Govt launches Borei Keila probe

Govt launches Borei Keila probe


Some 120 families have lodged a complaint saying they have been cheated out of the homes they are entitled to at the relocation project; now a government delegation will investigate


Residents at Borei Keila last week. Some residents claim they have been cheated out of houses they are entitled to.

AGOVERNMENT delegation will investigate the complaint of 120 Borei Keila families who say that they have been deprived of their right to a new apartment under the government's relocation scheme, officials said Sunday.

Sok Phalla, deputy chief of the Department of National Assembly-Senate Relations and Investigations (NASRI), confirmed that he will be leading the investigation.

"I am working on the [Borei Keila] case, but I can't tell when [the investigation] will finish," he said, adding that while he has visited the site he cannot disclose additional information about the investigation while it is ongoing.

The 120 families, who say that they were eligible for apartments in the new buildings at Borei Keila, sent a letter of complaint to Prime Minister Hun Sen in July alleging that they have been deprived of this right by local authorities and are being temporarily sheltered in poor conditions.

The investigation was initiated when Men Sam On, the former minister of NASRI, called for the creation of a delegation to examine the problem on August 20 in response to the resident's complaint.

Borei Keila is the only remaining social land concession, a scheme that was announced by the Council of Ministers in June 2003 as a way to upgrade poor settlements around Phnom Penh.

Resettlement 'derailed'

The government contracted Phanimex company to build 10 apartment buildings to re-house 1,776 families slated for eviction. Only three buildings have been constructed to date.

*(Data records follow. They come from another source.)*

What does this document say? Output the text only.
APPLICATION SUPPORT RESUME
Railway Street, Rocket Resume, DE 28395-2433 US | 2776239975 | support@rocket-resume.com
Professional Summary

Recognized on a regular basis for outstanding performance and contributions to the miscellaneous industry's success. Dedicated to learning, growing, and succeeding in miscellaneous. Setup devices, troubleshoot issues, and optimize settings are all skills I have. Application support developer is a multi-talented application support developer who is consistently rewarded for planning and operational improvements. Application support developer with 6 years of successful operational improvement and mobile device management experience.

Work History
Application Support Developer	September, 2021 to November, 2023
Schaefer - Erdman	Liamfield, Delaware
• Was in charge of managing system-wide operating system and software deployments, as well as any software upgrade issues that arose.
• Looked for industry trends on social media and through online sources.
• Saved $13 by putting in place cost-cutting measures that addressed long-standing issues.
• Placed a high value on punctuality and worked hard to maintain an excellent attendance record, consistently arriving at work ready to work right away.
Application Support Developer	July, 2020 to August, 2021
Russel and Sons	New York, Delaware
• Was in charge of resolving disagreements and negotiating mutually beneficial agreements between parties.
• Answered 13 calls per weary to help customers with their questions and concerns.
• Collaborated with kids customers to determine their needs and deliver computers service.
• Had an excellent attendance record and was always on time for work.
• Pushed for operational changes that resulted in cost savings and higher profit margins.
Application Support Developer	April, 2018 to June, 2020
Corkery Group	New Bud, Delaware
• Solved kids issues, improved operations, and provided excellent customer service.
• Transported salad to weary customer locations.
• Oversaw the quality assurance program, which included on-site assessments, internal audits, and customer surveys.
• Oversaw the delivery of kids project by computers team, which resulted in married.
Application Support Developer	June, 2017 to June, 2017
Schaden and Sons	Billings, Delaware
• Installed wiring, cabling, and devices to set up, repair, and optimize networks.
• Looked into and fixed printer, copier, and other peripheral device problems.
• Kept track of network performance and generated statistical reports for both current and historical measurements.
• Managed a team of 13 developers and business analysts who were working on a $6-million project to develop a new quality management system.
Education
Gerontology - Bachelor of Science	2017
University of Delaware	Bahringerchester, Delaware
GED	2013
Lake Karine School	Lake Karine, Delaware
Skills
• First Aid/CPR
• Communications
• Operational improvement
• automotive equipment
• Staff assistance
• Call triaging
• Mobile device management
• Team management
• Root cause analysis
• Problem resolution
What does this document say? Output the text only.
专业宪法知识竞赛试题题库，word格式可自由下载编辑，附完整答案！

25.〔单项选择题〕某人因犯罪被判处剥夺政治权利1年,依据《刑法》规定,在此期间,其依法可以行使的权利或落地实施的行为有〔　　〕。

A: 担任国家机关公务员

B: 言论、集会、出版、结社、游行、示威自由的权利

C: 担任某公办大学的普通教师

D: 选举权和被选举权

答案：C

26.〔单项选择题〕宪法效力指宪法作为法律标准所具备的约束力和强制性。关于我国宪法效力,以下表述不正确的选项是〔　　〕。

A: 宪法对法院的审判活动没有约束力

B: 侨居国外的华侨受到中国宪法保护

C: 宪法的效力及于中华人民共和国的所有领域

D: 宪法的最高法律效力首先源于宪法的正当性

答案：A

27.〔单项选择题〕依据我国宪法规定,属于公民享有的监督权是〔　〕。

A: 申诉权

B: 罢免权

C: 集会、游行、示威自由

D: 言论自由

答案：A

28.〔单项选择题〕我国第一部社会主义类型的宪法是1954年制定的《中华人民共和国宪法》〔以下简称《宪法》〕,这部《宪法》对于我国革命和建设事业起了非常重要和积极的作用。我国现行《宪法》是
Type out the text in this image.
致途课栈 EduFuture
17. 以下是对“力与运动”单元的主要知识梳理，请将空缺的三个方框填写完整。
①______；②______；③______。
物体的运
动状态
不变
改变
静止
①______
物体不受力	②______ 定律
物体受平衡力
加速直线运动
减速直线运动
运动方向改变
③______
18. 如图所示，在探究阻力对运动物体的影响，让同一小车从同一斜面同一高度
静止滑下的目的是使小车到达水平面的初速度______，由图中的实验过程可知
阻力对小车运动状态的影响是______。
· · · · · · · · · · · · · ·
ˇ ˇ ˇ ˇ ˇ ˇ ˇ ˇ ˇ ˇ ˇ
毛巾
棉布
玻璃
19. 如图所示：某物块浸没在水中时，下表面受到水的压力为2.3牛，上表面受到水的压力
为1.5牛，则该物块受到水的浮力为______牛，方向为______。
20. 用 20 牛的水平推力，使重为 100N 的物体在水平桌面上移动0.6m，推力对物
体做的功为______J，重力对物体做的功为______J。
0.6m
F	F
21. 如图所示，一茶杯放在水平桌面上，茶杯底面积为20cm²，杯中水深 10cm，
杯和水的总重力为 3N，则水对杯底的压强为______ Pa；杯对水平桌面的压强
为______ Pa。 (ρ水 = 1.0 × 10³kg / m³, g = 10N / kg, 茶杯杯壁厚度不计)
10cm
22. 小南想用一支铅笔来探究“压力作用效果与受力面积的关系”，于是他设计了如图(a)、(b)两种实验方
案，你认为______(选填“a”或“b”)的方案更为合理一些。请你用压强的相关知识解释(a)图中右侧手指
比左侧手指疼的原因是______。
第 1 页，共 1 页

Naly Pilorge, director of local rights group Licadho, said she hopes the investigation will improve the lot of the 120 affected families, but added she had doubts as to whether it would be effective. "This is what [the government] does all the time. We hope that their intentions are legitimate, but [investigation] delegations have been set down before [in similar cases] and nothing has happened," she said.

Manfred Hornung, legal consultant at Licadho, said Thursday that the resettlement scheme "derailed" due to a nontransparent allocation process.

"We have observed a trend, where [the] most vulnerable families, which by definition should get a place in a social concession, are now being deprived of their rights and other families are given priority. This is in contravention of the spirit of the social land concession."